Fellow regulars Toks Olagundoye, Jess Salguiero, and Anders Keith, though, all struggle for large chunks of the season with the very strange TV comedy they’ve found themselves mired within, part throwback, part modern sitcom, and not always sitting at ease between its two poles. As Frasier’s boss, tenant, and nephew, respectively, they’re each asked to take on some very broad characteristics here—especially Keith, who’s essentially doing a Pierce impression for much of his screentime—while also dealing with a rhythm of writing that can uncomfortably jam strained wordplay up against moments of more modern meta commentary. All of them can get the laugh, and do, but unlike Grammer or Lyndhurst, they can’t pull it off when the script, and the editing, are working against them. They get better as the season goes on, but their performances still sometimes highlight the difference between lines that sound like the character being funny and ones where an actor is just delivering a joke from the script.
(It’s worth noting that the single biggest laugh of the entire series for me, to date, came from a line delivered by a guest star, not any of the members of the main cast—although given that said guest star was the brilliant Bebe Neuwirth, whose single-episode appearance was an easy series highlight, it’s hard to necessarily fault the show for that.)

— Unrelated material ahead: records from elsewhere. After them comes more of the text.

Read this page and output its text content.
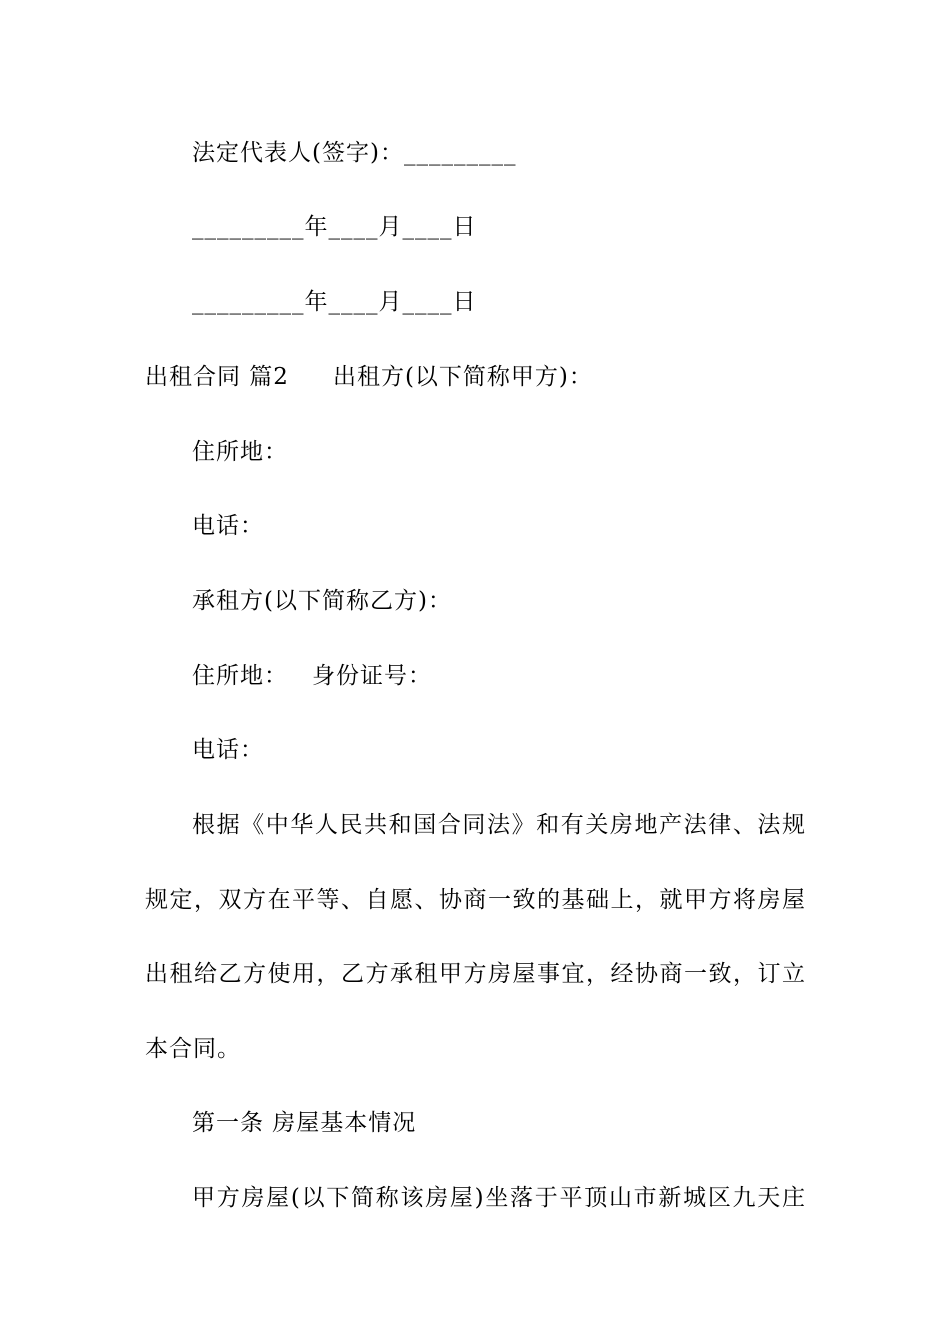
法定代表人(签字)：_________
_________年____月____日
_________年____月____日
出租合同 篇2 出租方(以下简称甲方)：
住所地：
电话：
承租方(以下简称乙方)：
住所地： 身份证号：
电话：
根据《中华人民共和国合同法》和有关房地产法律、法规
规定，双方在平等、自愿、协商一致的基础上，就甲方将房屋
出租给乙方使用，乙方承租甲方房屋事宜，经协商一致，订立
本合同。
第一条 房屋基本情况
甲方房屋(以下简称该房屋)坐落于平顶山市新城区九天庄
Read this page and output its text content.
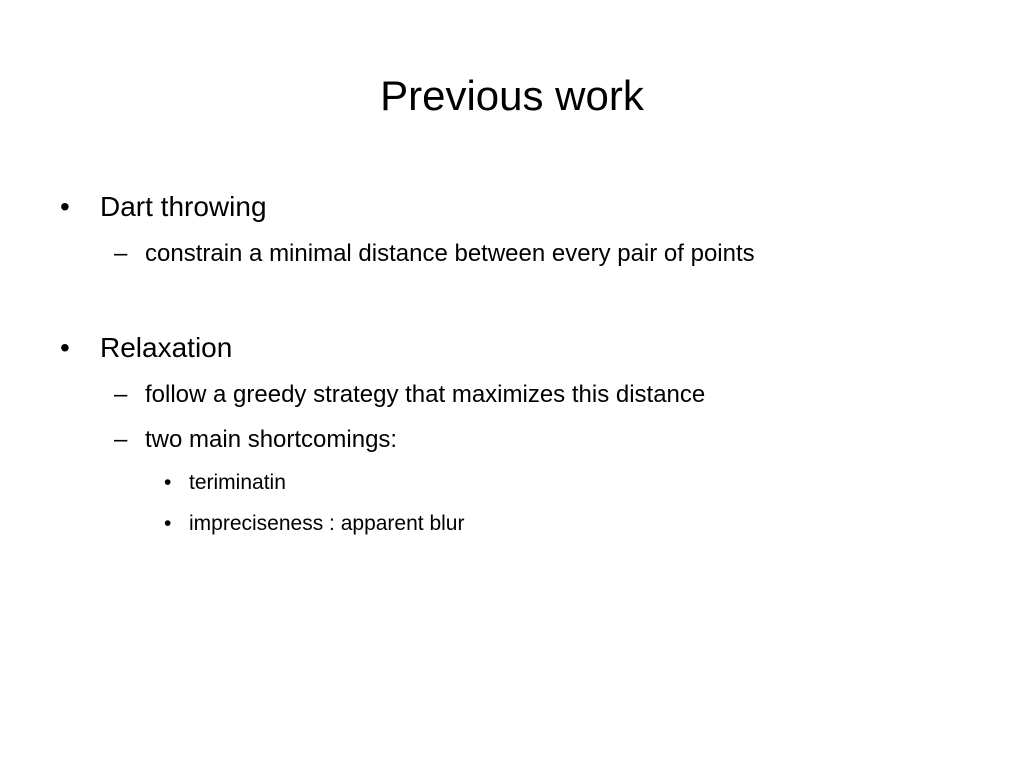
Previous work
• Dart throwing
– constrain a minimal distance between every pair of points
• Relaxation
– follow a greedy strategy that maximizes this distance
– two main shortcomings:
• teriminatin
• impreciseness : apparent blur
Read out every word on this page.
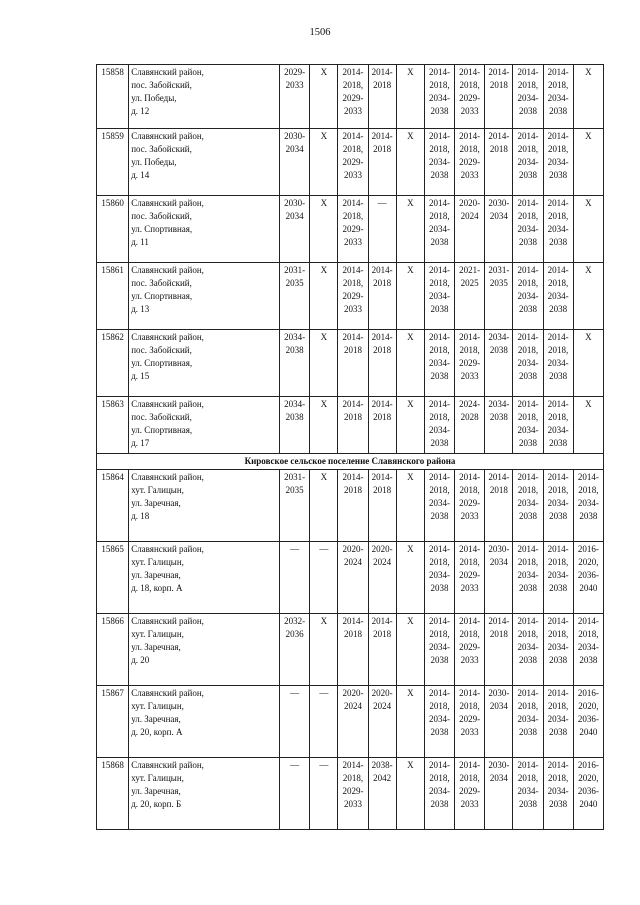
1506
15858	Славянский район,
пос. Забойский,
ул. Победы,
д. 12	2029-
2033	Х	2014-
2018,
2029-
2033	2014-
2018	Х	2014-
2018,
2034-
2038	2014-
2018,
2029-
2033	2014-
2018	2014-
2018,
2034-
2038	2014-
2018,
2034-
2038	Х

15859	Славянский район,
пос. Забойский,
ул. Победы,
д. 14	2030-
2034	Х	2014-
2018,
2029-
2033	2014-
2018	Х	2014-
2018,
2034-
2038	2014-
2018,
2029-
2033	2014-
2018	2014-
2018,
2034-
2038	2014-
2018,
2034-
2038	Х

15860	Славянский район,
пос. Забойский,
ул. Спортивная,
д. 11	2030-
2034	Х	2014-
2018,
2029-
2033	—	Х	2014-
2018,
2034-
2038	2020-
2024	2030-
2034	2014-
2018,
2034-
2038	2014-
2018,
2034-
2038	Х

15861	Славянский район,
пос. Забойский,
ул. Спортивная,
д. 13	2031-
2035	Х	2014-
2018,
2029-
2033	2014-
2018	Х	2014-
2018,
2034-
2038	2021-
2025	2031-
2035	2014-
2018,
2034-
2038	2014-
2018,
2034-
2038	Х

15862	Славянский район,
пос. Забойский,
ул. Спортивная,
д. 15	2034-
2038	Х	2014-
2018	2014-
2018	Х	2014-
2018,
2034-
2038	2014-
2018,
2029-
2033	2034-
2038	2014-
2018,
2034-
2038	2014-
2018,
2034-
2038	Х

15863	Славянский район,
пос. Забойский,
ул. Спортивная,
д. 17	2034-
2038	Х	2014-
2018	2014-
2018	Х	2014-
2018,
2034-
2038	2024-
2028	2034-
2038	2014-
2018,
2034-
2038	2014-
2018,
2034-
2038	Х

Кировское сельское поселение Славянского района												
15864	Славянский район,
хут. Галицын,
ул. Заречная,
д. 18	2031-
2035	Х	2014-
2018	2014-
2018	Х	2014-
2018,
2034-
2038	2014-
2018,
2029-
2033	2014-
2018	2014-
2018,
2034-
2038	2014-
2018,
2034-
2038	2014-
2018,
2034-
2038

15865	Славянский район,
хут. Галицын,
ул. Заречная,
д. 18, корп. А	—	—	2020-
2024	2020-
2024	Х	2014-
2018,
2034-
2038	2014-
2018,
2029-
2033	2030-
2034	2014-
2018,
2034-
2038	2014-
2018,
2034-
2038	2016-
2020,
2036-
2040

15866	Славянский район,
хут. Галицын,
ул. Заречная,
д. 20	2032-
2036	Х	2014-
2018	2014-
2018	Х	2014-
2018,
2034-
2038	2014-
2018,
2029-
2033	2014-
2018	2014-
2018,
2034-
2038	2014-
2018,
2034-
2038	2014-
2018,
2034-
2038

15867	Славянский район,
хут. Галицын,
ул. Заречная,
д. 20, корп. А	—	—	2020-
2024	2020-
2024	Х	2014-
2018,
2034-
2038	2014-
2018,
2029-
2033	2030-
2034	2014-
2018,
2034-
2038	2014-
2018,
2034-
2038	2016-
2020,
2036-
2040

15868	Славянский район,
хут. Галицын,
ул. Заречная,
д. 20, корп. Б	—	—	2014-
2018,
2029-
2033	2038-
2042	Х	2014-
2018,
2034-
2038	2014-
2018,
2029-
2033	2030-
2034	2014-
2018,
2034-
2038	2014-
2018,
2034-
2038	2016-
2020,
2036-
2040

There are, to be clear, no perfect episodes of the new Frasier, or at least not yet (in marked contrast to the old Frasier, which had at least a few pieces of pristine clockwork brilliance spread across its 11 seasons on the air). The editing is messy, with scenes often trailing off to some meandering final joke that doesn’t justify the journey. Side characters (like Freddy’s various fellow firemen) are written with a joke-obsessed simplicity that belies the show’s genuine emotional intelligence. There is no David Hyde Pierce. (I know, I know, I’m harping; I just miss the guy!)
But when it hits—when Grammer and Lyndhurst are firing zingers back and forth at each other, or Frasier and Freddy are taking serious swings at a lifetime of familial resentments, occasionally involving an air-hockey table—it really, truly hits. Having watched nine episodes of it so far, I’ll be happily tuning in for the tenth. And if we hear those renewal blues a-callin’, I’ll be tuning in for a second season, too.
Season one of Frasier is available to stream now on Paramount+.